Sam was a much loved presence in the profession. He attended the annual meetings of ENAR, the Society of Clinical Trials, the JSM and the AAAS without fail, and the ISI as often as he could. He was amazingly current and had strong opinions on all matters. He was not shy about asking questions of speakers, especially when he didn’t understand a point (or felt that they didn’t), and it would not be unusual for the discussion to continue in the hall or even later via email until he felt the issues were resolved. This was true whether the topic was statistics, literature, music, politics, religion or sports. His intellectual curiosity was voracious. In his 1997 Statistical Science article on his reminiscences of the NIH he wrote about how the group (Cornfield, Halperin, Mantel, he, and others) would often argue quite publicly over lunch about matters statistical and otherwise. Although one of Sam’s most endearing features was his personal warmth and smile, he could also be quite the provocateur. We fondly remember times in the late 1970’s and early 80’s, when Sam would visit Max Halperin or Nathan Mantel at the Biostatistics Center. Sam loved nothing more than a friendly spirited argument and Max and Nathan were always eager to comply. Sam was capable of arguing either side of an issue and often would, especially if it would get a rise out of Max or Nathan.

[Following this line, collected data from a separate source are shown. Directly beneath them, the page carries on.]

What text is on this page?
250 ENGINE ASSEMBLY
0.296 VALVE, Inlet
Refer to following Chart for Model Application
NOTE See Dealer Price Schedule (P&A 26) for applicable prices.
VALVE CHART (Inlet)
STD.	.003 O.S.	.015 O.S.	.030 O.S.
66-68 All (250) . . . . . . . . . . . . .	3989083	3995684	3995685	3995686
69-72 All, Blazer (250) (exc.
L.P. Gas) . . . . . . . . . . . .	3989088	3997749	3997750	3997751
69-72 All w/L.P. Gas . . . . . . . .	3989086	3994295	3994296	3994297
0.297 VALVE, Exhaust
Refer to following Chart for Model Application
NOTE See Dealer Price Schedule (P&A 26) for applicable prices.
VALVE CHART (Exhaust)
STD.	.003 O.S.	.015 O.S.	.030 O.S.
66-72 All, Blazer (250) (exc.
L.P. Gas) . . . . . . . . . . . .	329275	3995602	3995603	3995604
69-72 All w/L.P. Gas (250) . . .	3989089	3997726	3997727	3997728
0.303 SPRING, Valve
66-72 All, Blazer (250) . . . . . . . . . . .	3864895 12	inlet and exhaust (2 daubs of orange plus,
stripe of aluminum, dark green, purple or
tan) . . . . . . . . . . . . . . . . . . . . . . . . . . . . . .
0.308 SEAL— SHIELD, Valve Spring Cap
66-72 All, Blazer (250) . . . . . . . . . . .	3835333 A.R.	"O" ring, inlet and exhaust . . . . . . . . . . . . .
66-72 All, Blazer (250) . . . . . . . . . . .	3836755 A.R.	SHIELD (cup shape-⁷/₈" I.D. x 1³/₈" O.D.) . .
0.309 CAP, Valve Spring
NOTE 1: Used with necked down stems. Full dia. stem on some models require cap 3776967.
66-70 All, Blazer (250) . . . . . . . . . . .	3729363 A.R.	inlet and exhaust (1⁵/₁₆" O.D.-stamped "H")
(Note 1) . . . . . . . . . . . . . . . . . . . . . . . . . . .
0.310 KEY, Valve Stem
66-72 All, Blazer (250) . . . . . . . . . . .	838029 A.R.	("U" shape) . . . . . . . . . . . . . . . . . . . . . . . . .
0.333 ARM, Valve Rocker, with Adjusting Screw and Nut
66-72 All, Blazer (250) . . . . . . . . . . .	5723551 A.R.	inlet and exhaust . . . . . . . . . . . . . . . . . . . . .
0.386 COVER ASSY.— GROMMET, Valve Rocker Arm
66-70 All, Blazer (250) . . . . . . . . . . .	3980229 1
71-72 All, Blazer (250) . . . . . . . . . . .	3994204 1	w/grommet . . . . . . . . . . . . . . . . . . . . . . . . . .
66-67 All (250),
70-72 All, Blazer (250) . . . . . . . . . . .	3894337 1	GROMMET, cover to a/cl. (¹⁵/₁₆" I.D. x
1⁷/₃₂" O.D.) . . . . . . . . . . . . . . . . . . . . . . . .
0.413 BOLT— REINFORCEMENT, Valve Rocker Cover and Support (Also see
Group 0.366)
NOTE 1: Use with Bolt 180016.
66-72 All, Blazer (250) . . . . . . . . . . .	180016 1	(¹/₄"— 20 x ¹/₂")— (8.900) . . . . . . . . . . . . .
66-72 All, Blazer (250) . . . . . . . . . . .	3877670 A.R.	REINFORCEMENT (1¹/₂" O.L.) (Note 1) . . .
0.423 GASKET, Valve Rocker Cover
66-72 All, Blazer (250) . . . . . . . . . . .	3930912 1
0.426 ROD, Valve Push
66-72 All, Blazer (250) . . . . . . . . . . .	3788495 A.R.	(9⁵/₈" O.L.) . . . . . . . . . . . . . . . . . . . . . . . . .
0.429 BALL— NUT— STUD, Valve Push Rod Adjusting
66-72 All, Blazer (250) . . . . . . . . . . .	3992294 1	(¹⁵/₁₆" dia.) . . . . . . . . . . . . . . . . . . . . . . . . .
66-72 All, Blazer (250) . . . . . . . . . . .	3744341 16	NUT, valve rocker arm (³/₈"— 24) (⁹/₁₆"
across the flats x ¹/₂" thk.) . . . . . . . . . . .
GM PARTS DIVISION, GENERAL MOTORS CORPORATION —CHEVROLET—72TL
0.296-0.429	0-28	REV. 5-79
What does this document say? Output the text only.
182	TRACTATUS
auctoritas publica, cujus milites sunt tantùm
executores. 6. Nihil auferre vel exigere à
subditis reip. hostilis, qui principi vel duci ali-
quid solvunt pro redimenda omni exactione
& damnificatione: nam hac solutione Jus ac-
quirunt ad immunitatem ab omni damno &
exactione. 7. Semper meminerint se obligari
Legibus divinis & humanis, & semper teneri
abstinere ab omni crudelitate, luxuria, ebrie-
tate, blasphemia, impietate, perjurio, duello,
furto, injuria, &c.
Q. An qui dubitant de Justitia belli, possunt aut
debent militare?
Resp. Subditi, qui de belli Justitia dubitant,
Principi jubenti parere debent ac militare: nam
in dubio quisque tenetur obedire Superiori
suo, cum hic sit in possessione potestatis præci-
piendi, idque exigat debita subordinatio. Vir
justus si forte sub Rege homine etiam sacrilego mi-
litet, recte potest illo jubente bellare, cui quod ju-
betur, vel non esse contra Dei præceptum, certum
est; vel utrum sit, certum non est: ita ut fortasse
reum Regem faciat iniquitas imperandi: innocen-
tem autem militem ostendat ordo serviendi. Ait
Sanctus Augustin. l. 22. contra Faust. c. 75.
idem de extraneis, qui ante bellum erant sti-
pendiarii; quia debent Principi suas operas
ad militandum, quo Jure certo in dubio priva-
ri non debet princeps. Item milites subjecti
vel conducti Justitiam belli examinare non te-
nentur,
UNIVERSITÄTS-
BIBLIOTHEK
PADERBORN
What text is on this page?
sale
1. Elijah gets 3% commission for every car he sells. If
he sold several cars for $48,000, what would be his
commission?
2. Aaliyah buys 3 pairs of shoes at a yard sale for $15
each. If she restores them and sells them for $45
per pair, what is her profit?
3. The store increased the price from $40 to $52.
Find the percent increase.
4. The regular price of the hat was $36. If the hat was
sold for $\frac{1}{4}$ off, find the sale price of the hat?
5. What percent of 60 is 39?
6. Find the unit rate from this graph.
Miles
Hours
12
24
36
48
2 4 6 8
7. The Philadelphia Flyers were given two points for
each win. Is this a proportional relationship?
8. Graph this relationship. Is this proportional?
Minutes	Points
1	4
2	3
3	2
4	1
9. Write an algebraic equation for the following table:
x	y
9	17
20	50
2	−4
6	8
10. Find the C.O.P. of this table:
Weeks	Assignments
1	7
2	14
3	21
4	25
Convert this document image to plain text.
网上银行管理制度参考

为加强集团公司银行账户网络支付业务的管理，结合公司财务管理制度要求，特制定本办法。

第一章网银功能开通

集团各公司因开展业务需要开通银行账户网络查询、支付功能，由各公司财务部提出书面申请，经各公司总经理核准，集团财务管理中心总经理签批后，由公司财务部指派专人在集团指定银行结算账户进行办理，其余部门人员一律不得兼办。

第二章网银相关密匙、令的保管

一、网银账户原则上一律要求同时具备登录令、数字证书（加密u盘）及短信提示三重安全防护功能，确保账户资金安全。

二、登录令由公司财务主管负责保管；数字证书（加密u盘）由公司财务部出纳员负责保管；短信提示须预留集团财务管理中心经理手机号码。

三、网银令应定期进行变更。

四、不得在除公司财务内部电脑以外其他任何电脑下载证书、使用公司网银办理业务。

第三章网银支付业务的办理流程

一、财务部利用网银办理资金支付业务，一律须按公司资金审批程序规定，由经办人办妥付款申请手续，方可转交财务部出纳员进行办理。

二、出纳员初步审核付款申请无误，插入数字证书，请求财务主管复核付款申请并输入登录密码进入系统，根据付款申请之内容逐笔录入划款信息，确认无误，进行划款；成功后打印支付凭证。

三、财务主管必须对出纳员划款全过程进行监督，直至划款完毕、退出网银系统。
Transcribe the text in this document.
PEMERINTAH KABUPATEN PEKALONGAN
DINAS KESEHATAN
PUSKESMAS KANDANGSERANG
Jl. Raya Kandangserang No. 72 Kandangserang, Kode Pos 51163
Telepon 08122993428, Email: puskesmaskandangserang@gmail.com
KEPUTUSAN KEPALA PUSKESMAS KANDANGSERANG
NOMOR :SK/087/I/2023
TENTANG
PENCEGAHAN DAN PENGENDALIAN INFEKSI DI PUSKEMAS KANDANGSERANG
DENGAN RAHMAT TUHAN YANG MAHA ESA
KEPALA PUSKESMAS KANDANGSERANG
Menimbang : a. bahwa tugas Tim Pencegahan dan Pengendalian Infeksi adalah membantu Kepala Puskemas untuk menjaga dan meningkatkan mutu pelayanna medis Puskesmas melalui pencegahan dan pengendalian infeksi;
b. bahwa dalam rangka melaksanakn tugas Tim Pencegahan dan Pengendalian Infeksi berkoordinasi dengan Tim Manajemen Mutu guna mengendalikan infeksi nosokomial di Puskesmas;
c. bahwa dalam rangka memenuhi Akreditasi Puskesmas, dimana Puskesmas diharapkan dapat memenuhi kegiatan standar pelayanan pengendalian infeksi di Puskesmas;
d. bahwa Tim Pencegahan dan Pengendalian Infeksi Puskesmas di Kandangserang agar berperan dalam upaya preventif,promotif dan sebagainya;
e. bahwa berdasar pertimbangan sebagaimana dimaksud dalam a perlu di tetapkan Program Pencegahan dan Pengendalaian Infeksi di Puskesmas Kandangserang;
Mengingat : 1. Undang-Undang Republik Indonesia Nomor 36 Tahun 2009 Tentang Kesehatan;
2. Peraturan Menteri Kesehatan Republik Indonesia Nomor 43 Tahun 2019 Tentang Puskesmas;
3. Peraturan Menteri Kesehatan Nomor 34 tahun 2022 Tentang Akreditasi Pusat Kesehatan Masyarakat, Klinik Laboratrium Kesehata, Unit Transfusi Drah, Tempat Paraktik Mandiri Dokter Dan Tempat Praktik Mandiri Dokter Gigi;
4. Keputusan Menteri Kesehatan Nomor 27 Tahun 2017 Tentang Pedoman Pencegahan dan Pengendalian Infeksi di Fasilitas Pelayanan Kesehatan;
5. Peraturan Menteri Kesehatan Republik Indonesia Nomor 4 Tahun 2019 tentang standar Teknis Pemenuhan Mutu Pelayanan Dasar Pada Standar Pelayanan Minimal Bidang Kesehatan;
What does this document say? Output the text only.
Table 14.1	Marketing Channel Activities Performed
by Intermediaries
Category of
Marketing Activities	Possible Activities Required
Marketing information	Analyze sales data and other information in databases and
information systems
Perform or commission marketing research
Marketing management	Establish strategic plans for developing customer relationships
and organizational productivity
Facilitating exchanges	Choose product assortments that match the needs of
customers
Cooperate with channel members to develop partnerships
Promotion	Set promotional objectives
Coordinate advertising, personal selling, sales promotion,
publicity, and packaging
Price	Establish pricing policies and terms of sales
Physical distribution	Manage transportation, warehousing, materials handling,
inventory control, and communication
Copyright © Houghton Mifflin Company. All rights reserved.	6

It is a tribute to his energy and enthusiasm for statistics that Sam received many honors for his intellectual and professional contributions. The American Statistical Association in 1993 recognized him with their prestigious Founders Award, and in 1997 videotaped a discussion with Sam as part of the ASA series of conversations with distinguished statisticians. Sam was a Fellow of the American Statistical Association, the Institute of Mathematical Statistics, the American Association for the Advancement of Science, and the Royal Statistical Society, and an elected member of the International Statistical Institute. He was also a Fellow of the American College of Epidemiology and of the Council of Epidemiology of the American Heart Association. In 1969 he received the Superior Service Honor Award from the NIH and in 1976 was named a Johns Hopkins University Centennial Scholar. In December, 1999, Sam was recognized by the Harvard Institute of Psychiatric Epidemiology and Genetics for his lifetime contributions to psychiatric epidemiology and biostatistics. Unfortunately, because of his illness, he was unable to travel to deliver the lecture that he had prepared in honor of this occasion.
Sam died of cancer on September 29, 2000 at the age of 82.